To get a basic configuration of Nutch:

  1. Update <NUTCH>/conf/crawl-urlfilter.txt to include your domain name instead of the default “MY.DOMAIN.NAME”.
  2. Update <NUTCH>/conf/nutch-default.xml:
    1. Set the “http.agent.name” property to the name of your crawler (ie. “The most glorious crawler of the intertubes”).
    2. Set the “http.robots.agents” property to include the name you specified for “http.agent.name”.
    3. Set the “plugin.includes” property to be nutch-extensionpoints|protocol-http|urlfilter-regex|parse-(text|html|swf|text|zip|js|tika)|language-identifier|index-(basic|anchor|more)|query-(basic|site|url|more|custom|content)|lib-lucene-analyzers|response-(json|xml)|summary-(basic|lucene)|scoring-opic|urlnormalizer-(pass|regex|basic)|analysis-snowball. These are the same plugins that DotCMS configures for its built-in Nutch instance.
  3. Create url_folder/urls.txt and paste (one per line) the full URLs of the sites you want to crawl.
  4. Create a crawl directory, where Nutch will save the index.

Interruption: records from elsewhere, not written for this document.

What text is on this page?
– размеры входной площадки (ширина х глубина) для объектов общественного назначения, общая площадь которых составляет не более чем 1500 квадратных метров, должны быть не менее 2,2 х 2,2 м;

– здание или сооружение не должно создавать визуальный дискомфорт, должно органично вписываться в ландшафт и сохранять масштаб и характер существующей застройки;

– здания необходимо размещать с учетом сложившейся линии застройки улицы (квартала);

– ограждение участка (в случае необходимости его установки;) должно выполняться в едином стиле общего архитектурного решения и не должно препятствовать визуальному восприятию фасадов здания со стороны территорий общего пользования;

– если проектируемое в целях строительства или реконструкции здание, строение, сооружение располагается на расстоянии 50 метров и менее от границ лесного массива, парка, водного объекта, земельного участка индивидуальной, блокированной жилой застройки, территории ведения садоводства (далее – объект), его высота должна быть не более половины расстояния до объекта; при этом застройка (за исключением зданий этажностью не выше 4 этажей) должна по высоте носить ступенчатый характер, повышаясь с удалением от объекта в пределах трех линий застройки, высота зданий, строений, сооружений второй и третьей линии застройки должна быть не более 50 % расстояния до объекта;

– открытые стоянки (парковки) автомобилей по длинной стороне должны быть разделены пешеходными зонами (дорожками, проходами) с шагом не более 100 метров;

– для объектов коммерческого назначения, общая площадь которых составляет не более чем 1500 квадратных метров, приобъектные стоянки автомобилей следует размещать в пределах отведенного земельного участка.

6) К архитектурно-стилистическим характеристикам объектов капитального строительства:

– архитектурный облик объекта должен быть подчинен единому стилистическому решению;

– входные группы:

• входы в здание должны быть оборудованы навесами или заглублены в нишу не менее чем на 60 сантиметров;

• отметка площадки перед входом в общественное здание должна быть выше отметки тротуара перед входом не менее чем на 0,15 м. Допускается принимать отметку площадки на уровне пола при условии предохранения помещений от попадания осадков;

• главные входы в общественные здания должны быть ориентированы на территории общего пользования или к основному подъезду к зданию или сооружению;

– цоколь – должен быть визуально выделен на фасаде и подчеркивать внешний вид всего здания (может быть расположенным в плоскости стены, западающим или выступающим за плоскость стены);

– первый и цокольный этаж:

This is just the minimum required to get a usable index generated. Nutch provides many other configuration options, which you should by all means experiment with!

Java 1.5 Compatibility

Apache Nutch 1.1 is compiled for JVM 1.6. However, in order to make DotCMS compatible with JVM 1.5 it seems that its team compiled Nutch’s libraries using JDK 1.5 and bundled them with DotCMS 1.9. In case you can’t use JVM 1.6 to run Nutch, you will need to copy the following JARs from <DOTCMS>/dotCMS/WEB-INF/lib/ into <NUTCH>/lib:

jakarta-oro.jar
hadoop-0.20.3-dev-core.jar
oro.jar
hadoop-0.20.3-dev-tools.jar
hsql.jar
commons-collections-3.2.jar
commons-httpclient.jar
wstx-asl-3.2.8.jar
commons-lang-2.4.jar
commons-logging-1.1.1.jar
junit-3.8.2.jar
commons-beanutils.jar

You will also need to delete the incompatible JARs from <NUTCH>/lib/:

jakarta-oro-2.0.8.jar
hadoop-0.20.2-core.jar
commons-httpclient-3.1.jar
commons-collections-3.2.1.jar
hsqldb-1.8.0.10.jar
oro-2.0.8.jar
hadoop-0.20.2-tools.jar
wstx-asl-3.2.7.jar
commons-lang-2.1.jar
commons-logging-1.0.4.jar
junit-3.8.1.jar
commons-beanutils-1.8.0.jar

Running the Nutch Indexer

The following command will run the Nutch crawler on the URLs specified in text files inside the url_folder/ directory, follow at least 4 levels of links, and output the resulting index into the crawl/ directory:

> bin/nutch crawl urls -dir crawl -depth 4

Updating DotCMS’s Index

Once the search index is generated, you’ll need to tell DotCMS that it should use it. Counterintuitively, this is not done by overwriting the existing index, but by moving the generated index next to the existing one with a suffix of “_temp”:

  1. Find out the host ID of the DotCMS host you’re indexing. This can be done by looking under CMS Admin > Hosts (click on the host name and check the “Identity” field). Let’s use 71e723d1-450e-41c0-ba48-385912103c9c as an example.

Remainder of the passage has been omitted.